As previously disclosed, the filing of the delinquent reports has been delayed as a result of an ongoing review of accounting issues relating to the Company’s business combination with B&R Global Holdings, Inc. on November 4, 2019 (the “B&R Merger”) in response to an SEC comment letter, in addition to an internal review relating to a previously disclosed SEC investigation (the “SEC Investigation”). After the Company engaged in correspondence and discussions with the Staff of the SEC (the “SEC Staff”) regarding the accounting issues surrounding the B&R Merger, the SEC Staff verbally, and subsequently, on September 12, 2022, by written notice, informed the Company that the SEC Staff had completed their review of the Company’s periodic reports. Based on the SEC Staff’s determinations and the Company’s own legacy positions, the Company determined that it would not need to restate its historical financials based on the accounting issues surrounding the B&R Merger.

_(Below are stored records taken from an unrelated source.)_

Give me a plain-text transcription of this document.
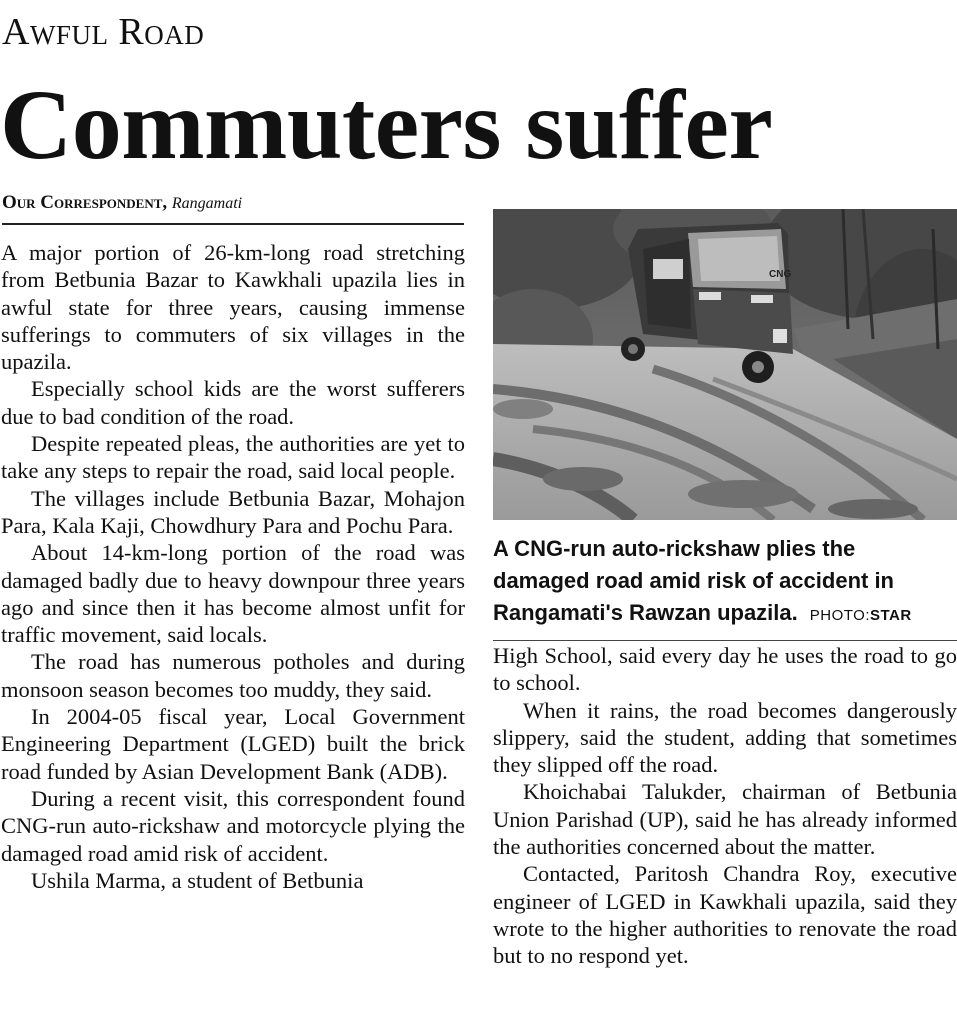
Awful Road
Commuters suffer
Our Correspondent, Rangamati

A major portion of 26-km-long road stretching from Betbunia Bazar to Kawkhali upazila lies in awful state for three years, causing immense sufferings to commuters of six villages in the upazila.

Especially school kids are the worst sufferers due to bad condition of the road.

Despite repeated pleas, the authorities are yet to take any steps to repair the road, said local people.

The villages include Betbunia Bazar, Mohajon Para, Kala Kaji, Chowdhury Para and Pochu Para.

About 14-km-long portion of the road was damaged badly due to heavy downpour three years ago and since then it has become almost unfit for traffic movement, said locals.

The road has numerous potholes and during monsoon season becomes too muddy, they said.

In 2004-05 fiscal year, Local Government Engineering Department (LGED) built the brick road funded by Asian Development Bank (ADB).

During a recent visit, this correspondent found CNG-run auto-rickshaw and motorcycle plying the damaged road amid risk of accident.

Ushila Marma, a student of Betbunia

CNG
A CNG-run auto-rickshaw plies the damaged road amid risk of accident in Rangamati's Rawzan upazila. PHOTO:STAR

High School, said every day he uses the road to go to school.

When it rains, the road becomes dangerously slippery, said the student, adding that sometimes they slipped off the road.

Khoichabai Talukder, chairman of Betbunia Union Parishad (UP), said he has already informed the authorities concerned about the matter.

Contacted, Paritosh Chandra Roy, executive engineer of LGED in Kawkhali upazila, said they wrote to the higher authorities to renovate the road but to no respond yet.
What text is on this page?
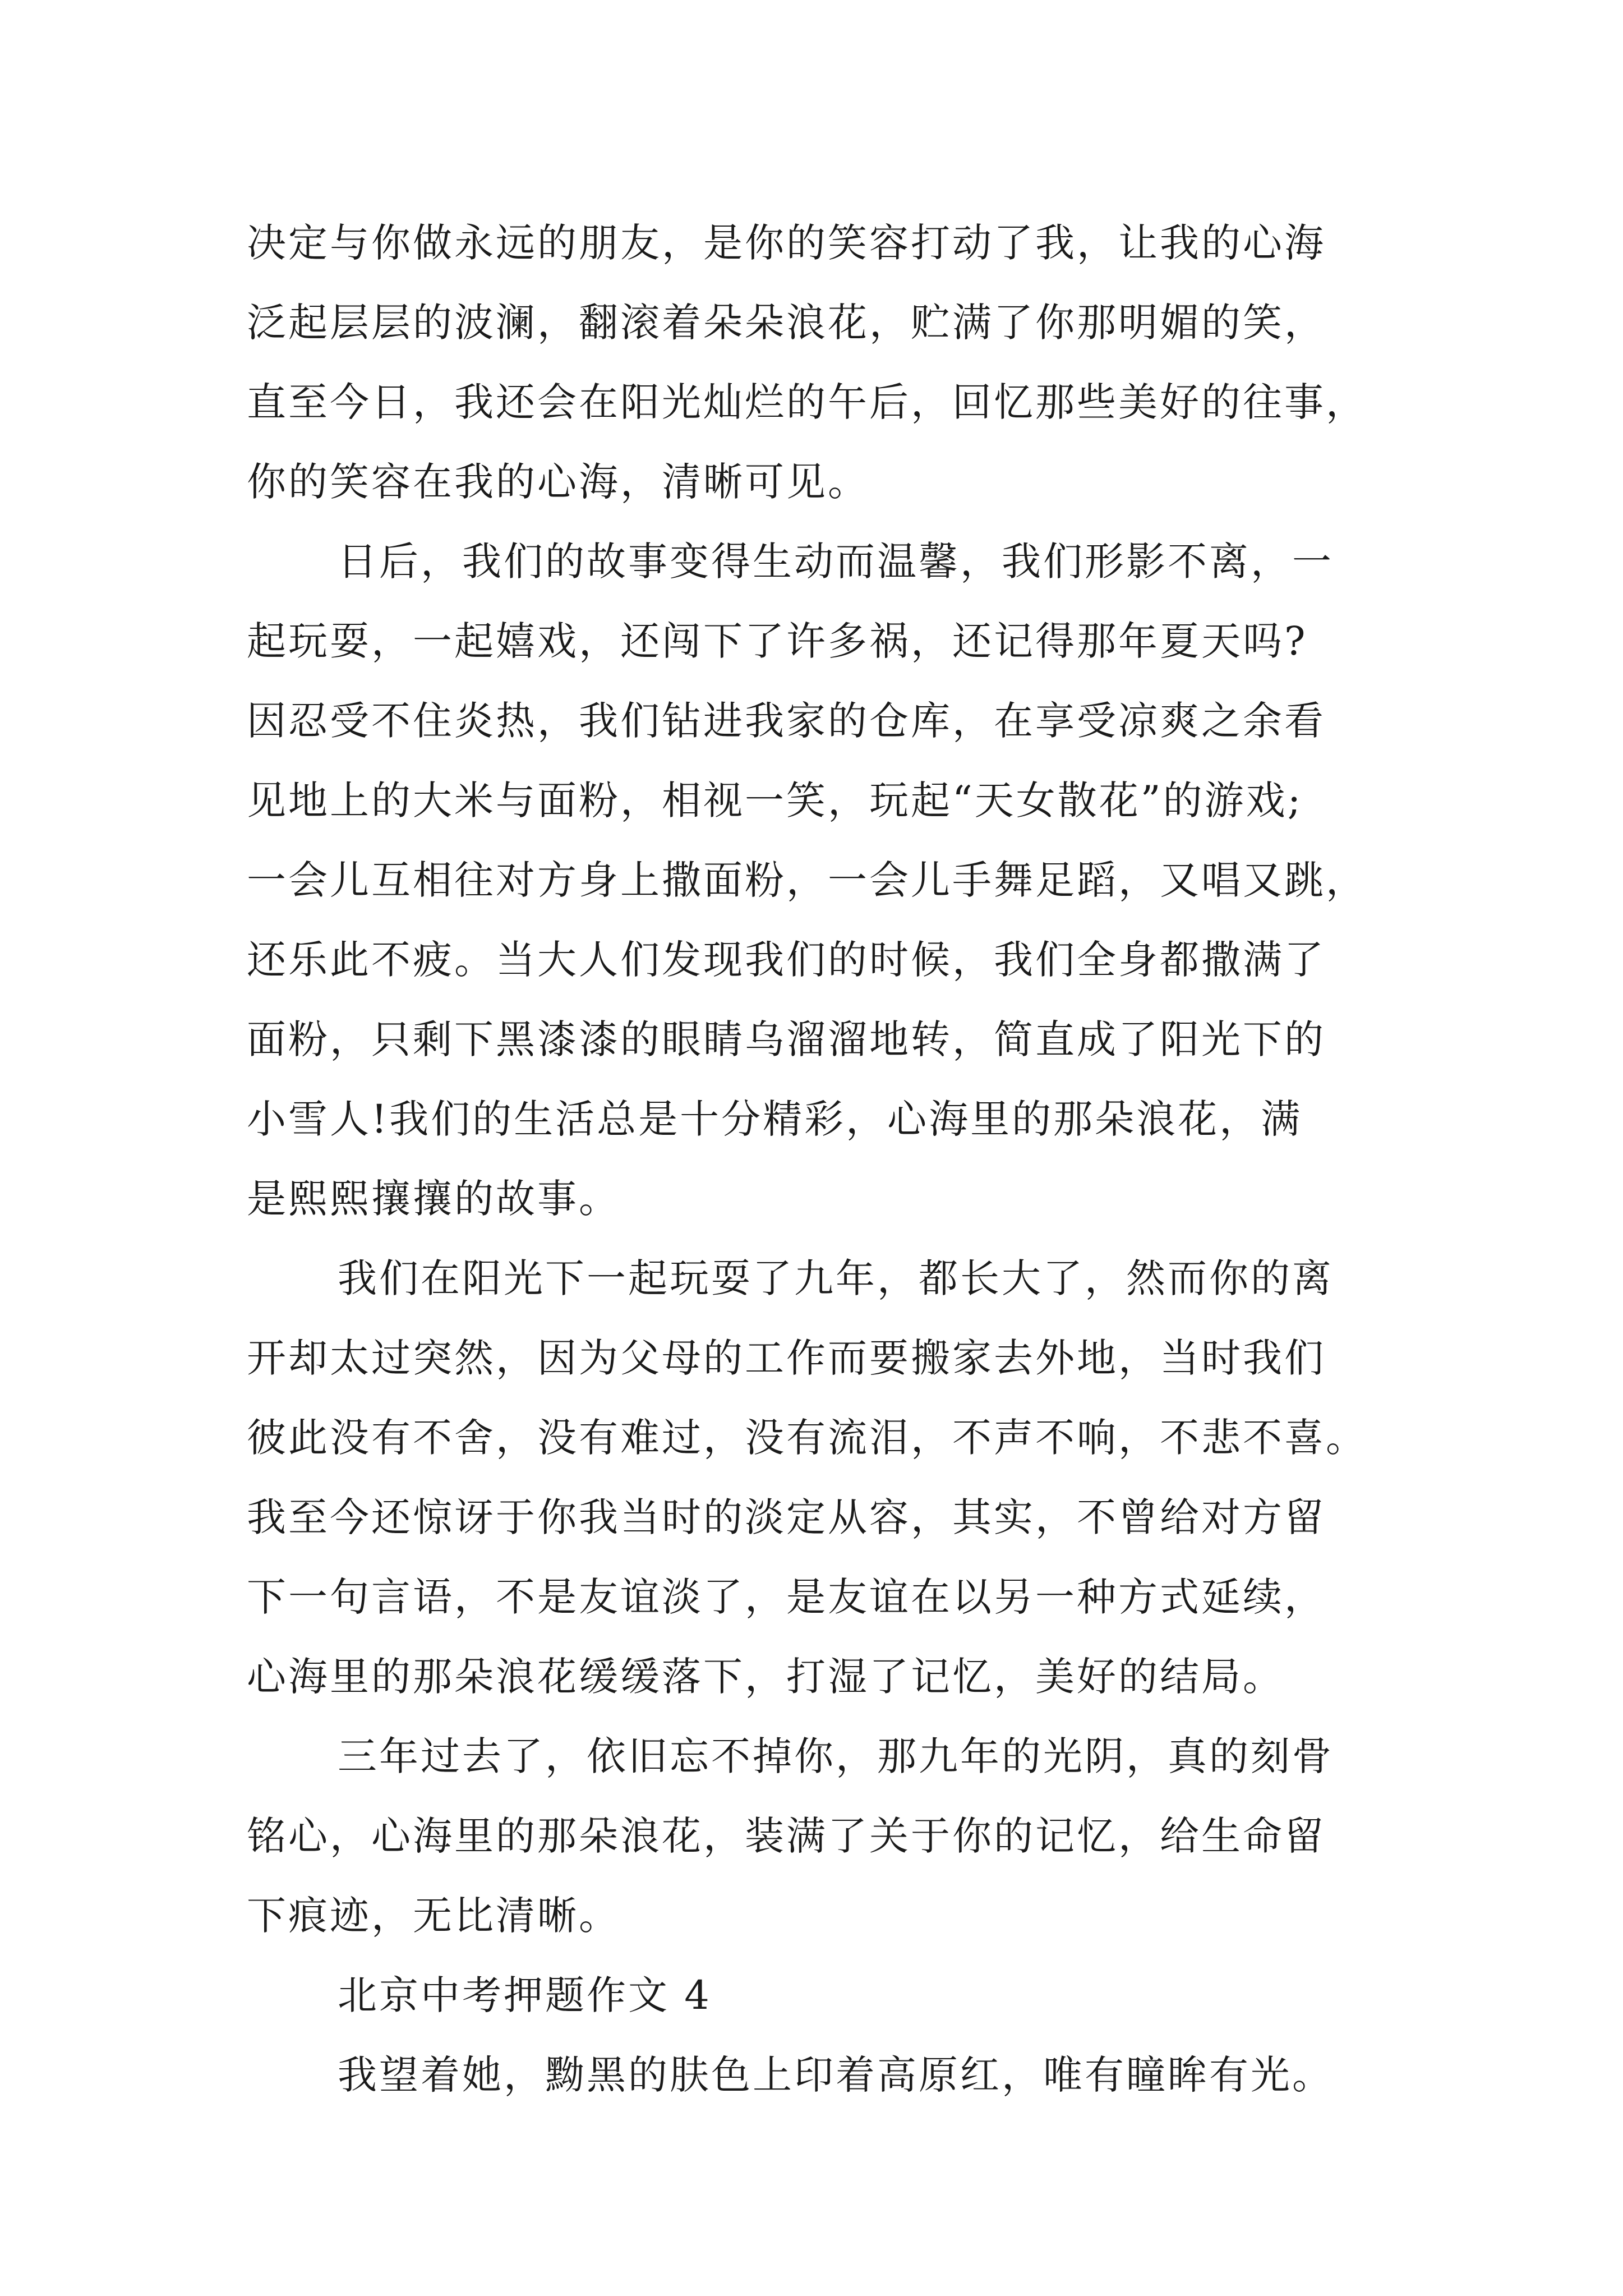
决定与你做永远的朋友，是你的笑容打动了我，让我的心海
泛起层层的波澜，翻滚着朵朵浪花，贮满了你那明媚的笑，
直至今日，我还会在阳光灿烂的午后，回忆那些美好的往事，
你的笑容在我的心海，清晰可见。
日后，我们的故事变得生动而温馨，我们形影不离，一
起玩耍，一起嬉戏，还闯下了许多祸，还记得那年夏天吗?
因忍受不住炎热，我们钻进我家的仓库，在享受凉爽之余看
见地上的大米与面粉，相视一笑，玩起“天女散花”的游戏;
一会儿互相往对方身上撒面粉，一会儿手舞足蹈，又唱又跳，
还乐此不疲。当大人们发现我们的时候，我们全身都撒满了
面粉，只剩下黑漆漆的眼睛乌溜溜地转，简直成了阳光下的
小雪人!我们的生活总是十分精彩，心海里的那朵浪花，满
是熙熙攘攘的故事。
我们在阳光下一起玩耍了九年，都长大了，然而你的离
开却太过突然，因为父母的工作而要搬家去外地，当时我们
彼此没有不舍，没有难过，没有流泪，不声不响，不悲不喜。
我至今还惊讶于你我当时的淡定从容，其实，不曾给对方留
下一句言语，不是友谊淡了，是友谊在以另一种方式延续，
心海里的那朵浪花缓缓落下，打湿了记忆，美好的结局。
三年过去了，依旧忘不掉你，那九年的光阴，真的刻骨
铭心，心海里的那朵浪花，装满了关于你的记忆，给生命留
下痕迹，无比清晰。
北京中考押题作文 4
我望着她，黝黑的肤色上印着高原红，唯有瞳眸有光。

The SEC Investigation remains ongoing at this time. However, the Special Investigation Committee of the Board has reached certain factual conclusions that have been shared with the Company’s management and its auditors, and the Company’s management is working diligently with its independent auditors and other advisors to complete the review and procedures relating to these factual conclusions. The Company intends to file with the SEC all delinquent reports and regain compliance with Nasdaq’s continued listing requirements as soon as practicable and prior to the hearing. Although the Company and its independent auditors and advisors are working diligently in an effort to file the delinquent reports on this timeline, there can be no assurance that this will happen or that the Hearings Panel will grant the Company’s request for a stay pending the hearing.